James (Jacob) Arminius (1560-1609) was a Dutch theologian who studied, taught, and eventually broke with Calvinism. He was particularly at odds with John Calvin's emphasis on unconditional election and irresistible grace. The Synod of Dort (1618-19) strongly reaffirmed ultra-Calvinism in reaction to Arminius' growing influence. As a result, hundreds of Arminians -- also known as Remonstrants -- were removed from their pulpits. But Arminianism was not to be conquered. Its strong emphasis on free-will, salvation for all, and resistible grace, continued to be influential, finding perhaps its strongest proponent in John Wesley.

http://wesley.nnu.edu/arminianism/Arminius/index.htm

Odin
04-14-2018, 11:01 PM
https://www.youtube.com/watch?v=cC2ERvM_91Y

sean
07-31-2021, 11:27 AM
Arminianism is just an attempt to re-catholicize the Reformation.

Arminius rejected the idea of predestination and determinism as formulated by Calvin and saw in the scriptures that God loves everyone and wants all to be saved. He didn't take a lot of issue with Calvin, but rather with Gomarus, another Dutch Calvinist theologian, who was more strict than Arminius. And predestination does not necessarily contradict free will, it just means that God already knows what you will choose.

They tend to believe that we all are called by God, and our free will is what gives us the choice as to whether or not we want to turn to God in repentance.

Arminians believe that God's grace works within every person, and that his grace enables us to be able to make a response to God's offer of salvation. Pre-Reformation people believed that salvation was through the grace of God alone, but that it was a free gift to be accepted or rejected, not a mandate thrust upon us.

God foreknows those who will respond and they are his elect. God's grace is resistible and many allow for the possibility of falling away. They will point out that God desires no one to perish, and all to come to Him, but the fact that some will still perish and not come to Him, as evidence of their position.

Calvinism states that God has elected who He will save, or not. He already made that determination before calling creation into existence.

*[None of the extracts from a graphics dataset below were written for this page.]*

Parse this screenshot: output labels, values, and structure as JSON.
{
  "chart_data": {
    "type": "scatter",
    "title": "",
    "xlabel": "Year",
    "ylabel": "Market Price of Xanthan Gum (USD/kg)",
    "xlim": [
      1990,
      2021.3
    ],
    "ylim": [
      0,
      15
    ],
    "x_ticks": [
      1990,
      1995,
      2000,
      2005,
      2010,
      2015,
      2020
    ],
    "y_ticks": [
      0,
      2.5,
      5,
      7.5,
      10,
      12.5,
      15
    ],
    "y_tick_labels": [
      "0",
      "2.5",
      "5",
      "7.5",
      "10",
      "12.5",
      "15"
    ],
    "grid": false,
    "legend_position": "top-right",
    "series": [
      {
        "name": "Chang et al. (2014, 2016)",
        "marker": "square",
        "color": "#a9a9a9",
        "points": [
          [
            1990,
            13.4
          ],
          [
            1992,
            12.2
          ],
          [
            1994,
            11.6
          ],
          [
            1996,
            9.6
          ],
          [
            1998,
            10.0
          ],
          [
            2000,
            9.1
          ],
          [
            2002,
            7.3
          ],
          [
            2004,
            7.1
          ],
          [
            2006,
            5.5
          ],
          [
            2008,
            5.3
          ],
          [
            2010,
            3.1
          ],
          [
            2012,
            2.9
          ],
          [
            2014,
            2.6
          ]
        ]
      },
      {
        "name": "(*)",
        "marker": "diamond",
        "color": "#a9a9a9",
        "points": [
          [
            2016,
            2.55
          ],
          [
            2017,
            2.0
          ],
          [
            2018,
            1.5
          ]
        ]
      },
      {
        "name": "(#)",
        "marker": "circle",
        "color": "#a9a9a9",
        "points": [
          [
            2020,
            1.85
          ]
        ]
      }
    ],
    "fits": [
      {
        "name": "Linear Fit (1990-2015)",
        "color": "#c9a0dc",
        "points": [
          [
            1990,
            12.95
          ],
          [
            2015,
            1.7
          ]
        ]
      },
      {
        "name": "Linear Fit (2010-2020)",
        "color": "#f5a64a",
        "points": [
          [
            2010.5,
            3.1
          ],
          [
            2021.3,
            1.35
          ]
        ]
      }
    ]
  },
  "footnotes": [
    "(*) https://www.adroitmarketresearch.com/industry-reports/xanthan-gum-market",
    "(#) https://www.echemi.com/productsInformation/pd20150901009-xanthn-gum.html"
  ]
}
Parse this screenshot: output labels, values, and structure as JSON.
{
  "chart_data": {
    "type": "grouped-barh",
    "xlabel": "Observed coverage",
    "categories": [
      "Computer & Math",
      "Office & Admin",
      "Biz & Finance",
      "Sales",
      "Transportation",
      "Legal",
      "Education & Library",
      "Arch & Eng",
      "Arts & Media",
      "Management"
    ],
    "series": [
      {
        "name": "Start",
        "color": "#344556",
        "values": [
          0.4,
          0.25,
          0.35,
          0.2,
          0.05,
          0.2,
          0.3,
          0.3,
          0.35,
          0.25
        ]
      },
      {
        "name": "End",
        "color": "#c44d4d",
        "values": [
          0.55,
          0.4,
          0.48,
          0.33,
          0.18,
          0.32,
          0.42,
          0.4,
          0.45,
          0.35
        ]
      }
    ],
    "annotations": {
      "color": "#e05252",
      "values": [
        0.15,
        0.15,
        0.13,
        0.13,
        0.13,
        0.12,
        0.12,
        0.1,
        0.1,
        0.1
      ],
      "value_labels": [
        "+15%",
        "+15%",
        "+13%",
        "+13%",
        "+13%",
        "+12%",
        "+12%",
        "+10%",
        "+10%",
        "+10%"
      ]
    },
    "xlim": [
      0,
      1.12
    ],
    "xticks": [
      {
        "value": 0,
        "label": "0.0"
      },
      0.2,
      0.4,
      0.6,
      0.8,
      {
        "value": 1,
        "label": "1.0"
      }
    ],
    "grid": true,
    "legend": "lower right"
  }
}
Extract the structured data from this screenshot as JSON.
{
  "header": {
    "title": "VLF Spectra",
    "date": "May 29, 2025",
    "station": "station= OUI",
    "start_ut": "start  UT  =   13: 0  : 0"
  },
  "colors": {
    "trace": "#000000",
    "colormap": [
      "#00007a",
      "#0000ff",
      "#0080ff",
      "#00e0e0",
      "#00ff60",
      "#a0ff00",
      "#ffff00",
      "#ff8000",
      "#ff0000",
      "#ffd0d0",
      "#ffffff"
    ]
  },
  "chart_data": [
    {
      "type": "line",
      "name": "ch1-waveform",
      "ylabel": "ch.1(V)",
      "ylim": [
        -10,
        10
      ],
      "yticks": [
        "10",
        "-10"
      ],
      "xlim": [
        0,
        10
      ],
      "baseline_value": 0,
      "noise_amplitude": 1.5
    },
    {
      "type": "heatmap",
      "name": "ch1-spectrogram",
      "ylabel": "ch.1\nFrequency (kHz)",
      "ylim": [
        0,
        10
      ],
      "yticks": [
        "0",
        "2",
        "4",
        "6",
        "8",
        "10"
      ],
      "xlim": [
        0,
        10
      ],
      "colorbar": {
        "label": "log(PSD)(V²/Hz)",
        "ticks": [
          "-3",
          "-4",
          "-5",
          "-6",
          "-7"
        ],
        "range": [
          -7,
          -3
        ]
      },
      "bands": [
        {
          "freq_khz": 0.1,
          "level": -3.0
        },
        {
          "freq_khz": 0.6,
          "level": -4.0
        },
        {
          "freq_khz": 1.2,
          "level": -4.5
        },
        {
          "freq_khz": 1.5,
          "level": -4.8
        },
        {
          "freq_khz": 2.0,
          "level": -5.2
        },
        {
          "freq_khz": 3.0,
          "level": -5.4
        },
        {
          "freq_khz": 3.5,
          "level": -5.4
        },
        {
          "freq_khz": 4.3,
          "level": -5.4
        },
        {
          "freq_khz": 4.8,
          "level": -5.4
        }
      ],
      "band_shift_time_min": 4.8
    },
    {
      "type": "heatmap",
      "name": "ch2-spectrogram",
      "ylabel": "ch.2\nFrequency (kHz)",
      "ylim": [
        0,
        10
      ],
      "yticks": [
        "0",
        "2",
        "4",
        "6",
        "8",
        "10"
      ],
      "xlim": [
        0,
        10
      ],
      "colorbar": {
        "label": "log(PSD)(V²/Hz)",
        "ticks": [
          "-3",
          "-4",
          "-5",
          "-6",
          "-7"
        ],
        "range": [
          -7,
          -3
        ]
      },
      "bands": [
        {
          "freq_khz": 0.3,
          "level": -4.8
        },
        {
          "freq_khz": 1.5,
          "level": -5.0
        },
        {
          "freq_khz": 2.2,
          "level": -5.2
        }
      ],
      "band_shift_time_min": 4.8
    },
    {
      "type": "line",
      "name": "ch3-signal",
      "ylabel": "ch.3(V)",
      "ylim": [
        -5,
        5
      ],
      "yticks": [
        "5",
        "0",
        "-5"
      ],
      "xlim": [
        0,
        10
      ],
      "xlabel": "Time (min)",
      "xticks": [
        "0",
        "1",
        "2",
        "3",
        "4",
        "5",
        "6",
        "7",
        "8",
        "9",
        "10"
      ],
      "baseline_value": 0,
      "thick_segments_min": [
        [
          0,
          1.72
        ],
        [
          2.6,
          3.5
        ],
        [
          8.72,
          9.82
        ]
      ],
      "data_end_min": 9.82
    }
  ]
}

Romans 8-9 is the go to argument against Arminianism, but predestination and election are mentioned all over the Bible. To Calvinism the universe follows a predestined fate whereas according to Arminianism people have free will. The reality is that the universe as a greater substance has a determined fate at the larger level. Thus our free will is limited and has bounds.

So basically Arminianism just robs God of his glory.